From what I gather, the 0.6 represents the percentage that your severity impacts your functionality. So, mild ME patients might choose 80%, moderate 70 or 60%, Severe 50%+. It’s quite an individual thing, but err on the side of caution. I used 60% but arguably when I became housebound, I should’ve changed it to 50%. You will be able to tell over time. So, back then I calculated mine to be: (220-39) x 0.6 = 108.6 bpm
However, the Workwell Foundation’s more recent findings suggests that most people with ME/CFS met their anaerobic threshold at about 15 beats per minute above their resting heart rate. (Watches can provide average resting heart rates.) Workwell recommends charting your resting heart rate while remaining flat in bed after wakening.

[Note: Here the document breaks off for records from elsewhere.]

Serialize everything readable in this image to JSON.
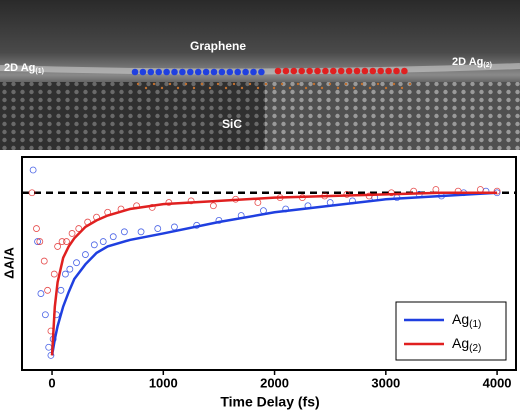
{
  "image": {
    "labels": {
      "graphene": "Graphene",
      "sic": "SiC",
      "ag1": "2D Ag",
      "ag1_sub": "(1)",
      "ag2": "2D Ag",
      "ag2_sub": "(2)"
    }
  },
  "chart_data": {
    "type": "line",
    "x_label": "Time Delay (fs)",
    "y_label": "ΔA/A",
    "xlim": [
      -270,
      4170
    ],
    "xticks": [
      0,
      1000,
      2000,
      3000,
      4000
    ],
    "ylim": [
      -1.09,
      0.22
    ],
    "reference_line": 0,
    "legend": "lower right",
    "series": [
      {
        "name": "Ag",
        "name_sub": "(1)",
        "color": "#1f3fe0",
        "x": [
          0,
          25,
          50,
          100,
          150,
          200,
          300,
          400,
          500,
          700,
          1000,
          1500,
          2000,
          2500,
          3000,
          3500,
          4000
        ],
        "values": [
          -1.0,
          -0.9,
          -0.82,
          -0.7,
          -0.61,
          -0.53,
          -0.44,
          -0.37,
          -0.33,
          -0.29,
          -0.25,
          -0.18,
          -0.12,
          -0.08,
          -0.04,
          -0.02,
          0.0
        ],
        "scatter_x": [
          -170,
          -130,
          -100,
          -60,
          -30,
          -10,
          10,
          40,
          80,
          120,
          160,
          220,
          300,
          380,
          460,
          550,
          650,
          800,
          950,
          1100,
          1300,
          1500,
          1700,
          1900,
          2100,
          2300,
          2500,
          2700,
          2900,
          3100,
          3300,
          3500,
          3700,
          3900,
          4000
        ],
        "scatter_values": [
          0.14,
          -0.3,
          -0.62,
          -0.75,
          -0.95,
          -1.0,
          -0.9,
          -0.75,
          -0.6,
          -0.5,
          -0.47,
          -0.43,
          -0.38,
          -0.32,
          -0.3,
          -0.27,
          -0.24,
          -0.24,
          -0.22,
          -0.21,
          -0.2,
          -0.17,
          -0.14,
          -0.11,
          -0.1,
          -0.08,
          -0.06,
          -0.05,
          -0.03,
          -0.03,
          -0.01,
          -0.02,
          0.0,
          0.01,
          0.0
        ]
      },
      {
        "name": "Ag",
        "name_sub": "(2)",
        "color": "#e02020",
        "x": [
          0,
          25,
          50,
          100,
          150,
          200,
          300,
          400,
          500,
          700,
          1000,
          1500,
          2000,
          2500,
          3000,
          3500,
          4000
        ],
        "values": [
          -1.0,
          -0.7,
          -0.55,
          -0.4,
          -0.33,
          -0.28,
          -0.21,
          -0.17,
          -0.14,
          -0.1,
          -0.07,
          -0.05,
          -0.03,
          -0.02,
          -0.01,
          0.0,
          0.0
        ],
        "scatter_x": [
          -180,
          -140,
          -110,
          -70,
          -40,
          -10,
          20,
          50,
          90,
          130,
          180,
          240,
          320,
          400,
          500,
          620,
          760,
          900,
          1050,
          1250,
          1450,
          1650,
          1850,
          2050,
          2250,
          2450,
          2650,
          2850,
          3050,
          3250,
          3450,
          3650,
          3850,
          4000
        ],
        "scatter_values": [
          0.0,
          -0.22,
          -0.3,
          -0.42,
          -0.6,
          -0.85,
          -0.5,
          -0.33,
          -0.3,
          -0.3,
          -0.25,
          -0.22,
          -0.18,
          -0.15,
          -0.12,
          -0.1,
          -0.08,
          -0.09,
          -0.06,
          -0.05,
          -0.08,
          -0.04,
          -0.06,
          -0.03,
          -0.03,
          -0.02,
          -0.01,
          -0.02,
          0.0,
          0.01,
          0.02,
          0.01,
          0.02,
          0.01
        ]
      }
    ]
  }
}
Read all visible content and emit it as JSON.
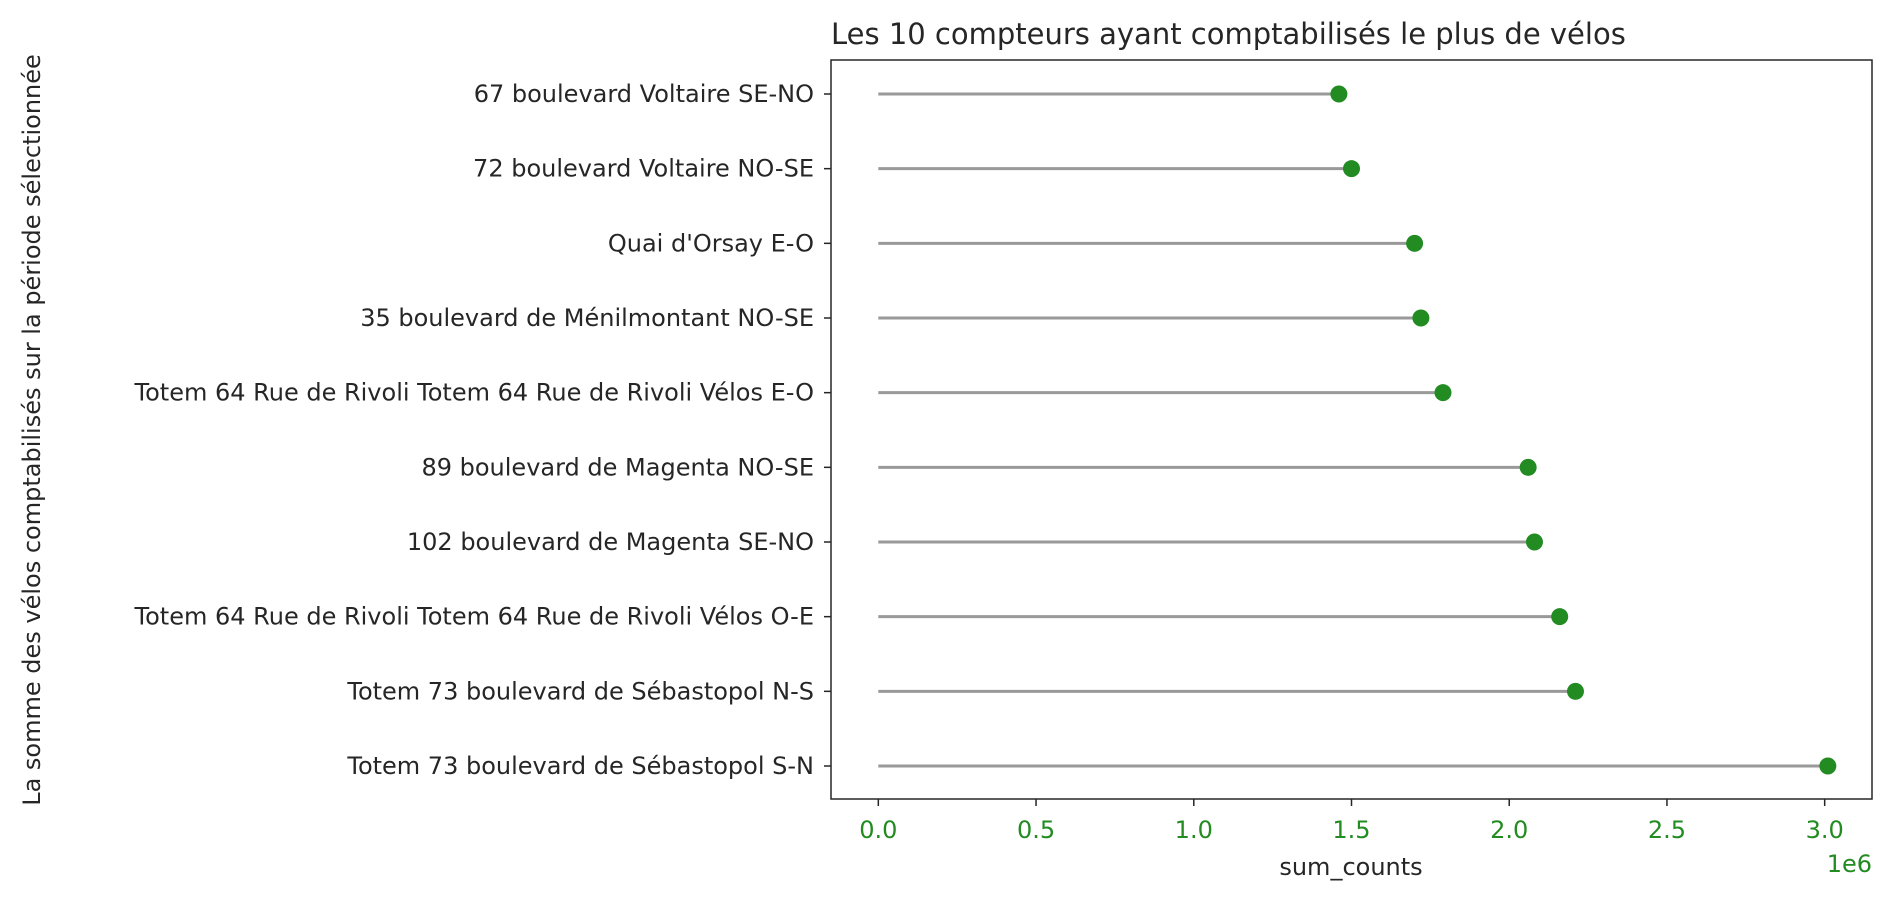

There are two types of wearable devices that continuously measure your heart rate, a wrist-watch or a chest strap. The chest straps are more accurate, but as I have fibromyalgia, I can’t wear a chest strap 24/7, so I chose a wrist-watch. (The most popular brands for heart rate devices are (watch or chest strap) Polar, Mio, Fitbit and Garmin, as well as the Oura ring.) I used a FitBit Ionic.
Measuring Heart Rate Variability
Since my watch can’t measure HRV, I bought a chest strap – a £30 chest strap paired with the EliteHRV app on my phone, for the HRV readings. I chose my particular chest strap simply because it was inexpensive, accurate and compatible with my phone and the app I wanted to use.
There are 4 popular apps for this, HRV4Training, Elite HRV, Welltory and SweetBeat. I used Elite HRV when I did it, though I would probably change to HRV4Training now, if I would do it all over again, based on the experiences of others who do HR Pacing.
The measurements themselves are taken in the morning when you first wake up, (after I put the chest strap on). They only take 3 – 5 minutes, depending on your app and chosen settings.